Abstract

A number of feminist critics of Latin American women writers in exile have suggested that women in exile may flourish as they are freed from the traditional gender restrictions imposed on them in their home countries. In this article I reexamine the association of exile with liberation through analysing Cristina Peri Rossi’s 1984 novel La nave de los locos ( The Ship of Fools) in the light of the tension between Rosi Braidotti’s Deleuzian affirmation of feminism as a ‘joyful nomadic force’ (1994: 8) and Sara Ahmed’s critique of compulsory happiness (2010). Peri Rossi juxtaposes the prescriptive worldview of the captivating medieval ‘Tapestry of the Creation’ in the Cathedral of Girona in Catalonia, which depicts the Biblical story of Genesis, and the diasporic and unpredictable wanderings of the protagonist Ecks on his journey to feminist enlightenment.

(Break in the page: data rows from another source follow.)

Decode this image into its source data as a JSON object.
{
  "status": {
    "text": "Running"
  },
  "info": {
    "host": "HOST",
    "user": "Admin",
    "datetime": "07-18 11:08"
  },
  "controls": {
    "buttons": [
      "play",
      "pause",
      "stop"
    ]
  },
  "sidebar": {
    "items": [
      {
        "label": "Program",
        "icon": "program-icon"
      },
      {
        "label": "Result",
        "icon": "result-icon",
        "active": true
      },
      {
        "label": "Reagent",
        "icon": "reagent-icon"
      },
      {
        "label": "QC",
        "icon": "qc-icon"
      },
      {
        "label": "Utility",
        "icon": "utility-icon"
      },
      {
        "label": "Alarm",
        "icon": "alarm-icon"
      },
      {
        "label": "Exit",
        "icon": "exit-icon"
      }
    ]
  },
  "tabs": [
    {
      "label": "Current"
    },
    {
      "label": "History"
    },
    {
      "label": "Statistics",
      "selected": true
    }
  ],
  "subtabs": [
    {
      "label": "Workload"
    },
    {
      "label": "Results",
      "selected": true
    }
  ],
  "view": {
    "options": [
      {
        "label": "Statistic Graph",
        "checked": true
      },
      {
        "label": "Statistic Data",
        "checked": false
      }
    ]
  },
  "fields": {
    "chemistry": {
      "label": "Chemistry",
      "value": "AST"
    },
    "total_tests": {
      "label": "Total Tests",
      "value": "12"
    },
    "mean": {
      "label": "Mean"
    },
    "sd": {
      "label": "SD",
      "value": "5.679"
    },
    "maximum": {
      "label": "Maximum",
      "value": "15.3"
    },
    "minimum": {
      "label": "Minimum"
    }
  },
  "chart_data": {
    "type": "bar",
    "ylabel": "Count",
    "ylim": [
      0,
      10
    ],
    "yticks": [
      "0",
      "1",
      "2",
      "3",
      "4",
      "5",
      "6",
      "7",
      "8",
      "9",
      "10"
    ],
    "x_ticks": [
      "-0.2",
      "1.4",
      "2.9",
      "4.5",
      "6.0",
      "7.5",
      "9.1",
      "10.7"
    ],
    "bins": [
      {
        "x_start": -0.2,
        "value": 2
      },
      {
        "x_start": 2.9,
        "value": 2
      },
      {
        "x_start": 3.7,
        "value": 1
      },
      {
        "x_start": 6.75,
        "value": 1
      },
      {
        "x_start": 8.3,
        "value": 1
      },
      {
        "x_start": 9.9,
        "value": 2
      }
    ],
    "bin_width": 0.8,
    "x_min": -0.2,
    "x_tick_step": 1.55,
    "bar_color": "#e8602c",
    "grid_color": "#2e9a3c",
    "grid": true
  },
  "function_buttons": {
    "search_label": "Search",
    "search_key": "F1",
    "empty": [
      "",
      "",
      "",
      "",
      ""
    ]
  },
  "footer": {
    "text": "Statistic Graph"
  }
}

I argue that while the novel seems to champion nomadic subjectivity, it also highlights the deceptive charm of imperative positive affect that may function as a disciplinary force, compelling subjects to follow a conventional path in life, and invalidating those who ‘stray’ from it. My reading of the novel calls for a nuanced approach to exile and diaspora that takes into account wider questions of the privilege and ease of movement – or, indeed, settling – enjoyed by or denied to various subjects.